Estive muito recentemente num podcast a falar de um tema que me suscita diversas opiniões: a eterna divergência entre homens e mulheres quando se candidatam a um emprego; as mulheres só se candidatam se tiverem a totalidade das competências descritas na função. Aos homens, esse rácio não interessa.
Eu acho que a culpa não é nem dos homens, nem das mulheres, mas sim do descritivo de cada função, que as empresas se esforçam tanto por complicar.

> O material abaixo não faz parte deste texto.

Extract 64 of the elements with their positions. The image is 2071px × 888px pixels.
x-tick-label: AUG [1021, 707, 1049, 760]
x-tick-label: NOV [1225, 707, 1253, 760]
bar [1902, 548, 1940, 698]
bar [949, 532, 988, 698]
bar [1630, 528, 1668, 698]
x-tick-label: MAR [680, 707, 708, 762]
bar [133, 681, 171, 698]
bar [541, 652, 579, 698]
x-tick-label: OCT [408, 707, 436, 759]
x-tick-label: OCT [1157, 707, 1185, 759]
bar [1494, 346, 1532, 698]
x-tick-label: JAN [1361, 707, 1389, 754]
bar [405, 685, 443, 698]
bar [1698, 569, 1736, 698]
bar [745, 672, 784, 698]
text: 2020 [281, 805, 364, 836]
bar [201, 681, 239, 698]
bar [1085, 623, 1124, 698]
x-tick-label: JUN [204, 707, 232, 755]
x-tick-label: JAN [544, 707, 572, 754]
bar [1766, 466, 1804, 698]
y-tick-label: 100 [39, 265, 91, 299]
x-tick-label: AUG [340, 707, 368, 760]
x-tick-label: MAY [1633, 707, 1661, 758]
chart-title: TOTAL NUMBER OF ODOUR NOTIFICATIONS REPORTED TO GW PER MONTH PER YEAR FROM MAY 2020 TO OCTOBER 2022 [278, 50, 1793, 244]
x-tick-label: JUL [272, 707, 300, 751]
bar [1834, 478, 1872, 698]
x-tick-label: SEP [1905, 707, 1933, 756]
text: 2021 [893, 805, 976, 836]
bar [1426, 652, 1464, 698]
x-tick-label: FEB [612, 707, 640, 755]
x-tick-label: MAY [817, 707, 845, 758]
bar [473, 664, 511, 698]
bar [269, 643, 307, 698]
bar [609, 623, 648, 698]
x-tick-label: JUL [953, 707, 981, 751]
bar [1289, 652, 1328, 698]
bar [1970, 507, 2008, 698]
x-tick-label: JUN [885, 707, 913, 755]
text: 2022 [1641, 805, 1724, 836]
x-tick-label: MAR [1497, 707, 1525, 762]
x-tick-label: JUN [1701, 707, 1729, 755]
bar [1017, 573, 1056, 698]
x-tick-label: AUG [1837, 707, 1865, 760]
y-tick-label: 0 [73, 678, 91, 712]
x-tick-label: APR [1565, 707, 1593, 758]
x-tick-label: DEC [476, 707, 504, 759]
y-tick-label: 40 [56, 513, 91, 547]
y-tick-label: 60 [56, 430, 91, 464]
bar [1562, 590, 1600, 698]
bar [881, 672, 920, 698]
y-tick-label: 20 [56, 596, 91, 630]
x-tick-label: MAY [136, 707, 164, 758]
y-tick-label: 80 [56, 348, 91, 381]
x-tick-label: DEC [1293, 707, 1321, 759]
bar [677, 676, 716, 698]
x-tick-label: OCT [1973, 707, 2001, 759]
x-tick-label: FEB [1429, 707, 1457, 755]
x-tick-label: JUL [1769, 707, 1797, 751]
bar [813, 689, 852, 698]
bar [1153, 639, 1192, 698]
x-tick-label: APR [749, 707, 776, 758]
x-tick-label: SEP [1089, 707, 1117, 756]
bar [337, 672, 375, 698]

Quando nos candidatamos a uma função ou posição (como preferirem chamar), um dos principais elementos que nos ajuda a decidir é a descrição da função, com as competências esperadas, viagens, etc.
Quando a descrição não corresponde à realidade
Quando essa descrição não corresponde à realidade, mas sim a um universo paralelo em que a pessoa contratada tem que ter superpoderes, aí não sei qual é a expectativa da empresa que está a recrutar.
Para desempenhar uma função uma pessoa não precisa de ter 25 competências identificadas, disponibilidade para viajar a 70%, experiência de 15 anos e falar 3 idiomas. Não estou a ver nenhuma posição que precise destas características juntas para ser desempenhada. Juro, não sei mesmo. No entanto, atualmente para conseguir emprego, para além de um curso para decifrar tudo o que está escrito na descrição da função, é preciso também disponibilidade extra para ir a 5, 6 ou até 7 rondas de entrevistas. Não faz sentido nenhum!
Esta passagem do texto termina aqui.